Thank you in advance!

Hello Vsevolod_IV,

Both forms can be used. I think discussing here implies that the speaker is being asked to discuss the topic, while discussion is more neutral and may or may not include the speaker in the discussion.

 

Peter

The LearnEnglish Team

Sir,

The following sentence is the first line of an essay. Here there is no definite article before "teaching and learning", even though these words are followed by an of-phrase. I think the of-phrase make them
specific, and the definite article must be there according to the rule that abstract nouns, if qualified by an of-phrase, must have 'the' before them .for eg. Indian music becomes The music of India.

"Teaching and learning of English is gaining importance in every field today thanks to internet".

Please explain.

Hello p t balagopal

You're right, that sentence should begin with 'the'. I'm afraid I can't explain why whoever wrote it did not include it.

All the best

Kirk

The LearnEnglish Team

Sir,

Thank you very much for your reply.

I am reviewing some documents for my boss and I noticed a sentence that doesn't sound right to me.

"These statements are prepared on an interim basis and do not include all the adjustments made to the quarterly
financial statements."

My question is if this sentence is correct, or do we say "...include adjustments made..."?
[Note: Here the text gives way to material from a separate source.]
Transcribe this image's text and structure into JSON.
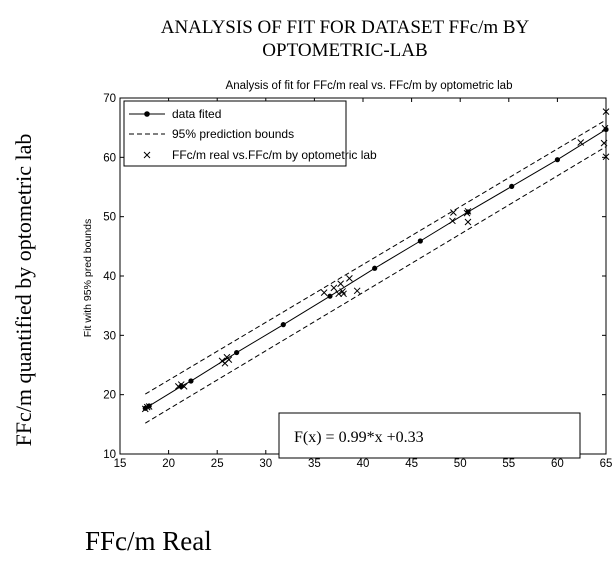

Thanks for your time in responding.

Hello taile77,

It depends. If the statements contain some but not all of the adjustments, then ...include all the adjustments made... is fine.

If, on the other hand, no adjustments are included, then ...include adjustments made... is appropriate.

 

Peter

The LearnEnglish Team

Sir,
Why do we use the definite article "The" before the word "British" in this sentence.

The British drink a lot of tea.

Hello Shameer

We use 'the' here because we are speaking about the people of one particular country, nation, or group. There is no other group called 'the British' and so we can assume that the listener knows which group we are referring to.

All the best

Kirk

The LearnEnglish Team

Sir,
I have seen in some books that we should never use "The" at the beginning of a general statement.

At the same time, we can use it if the sentence is like below.

The British I know drink a lot of tea.

If you don't mind, could you please clarify it.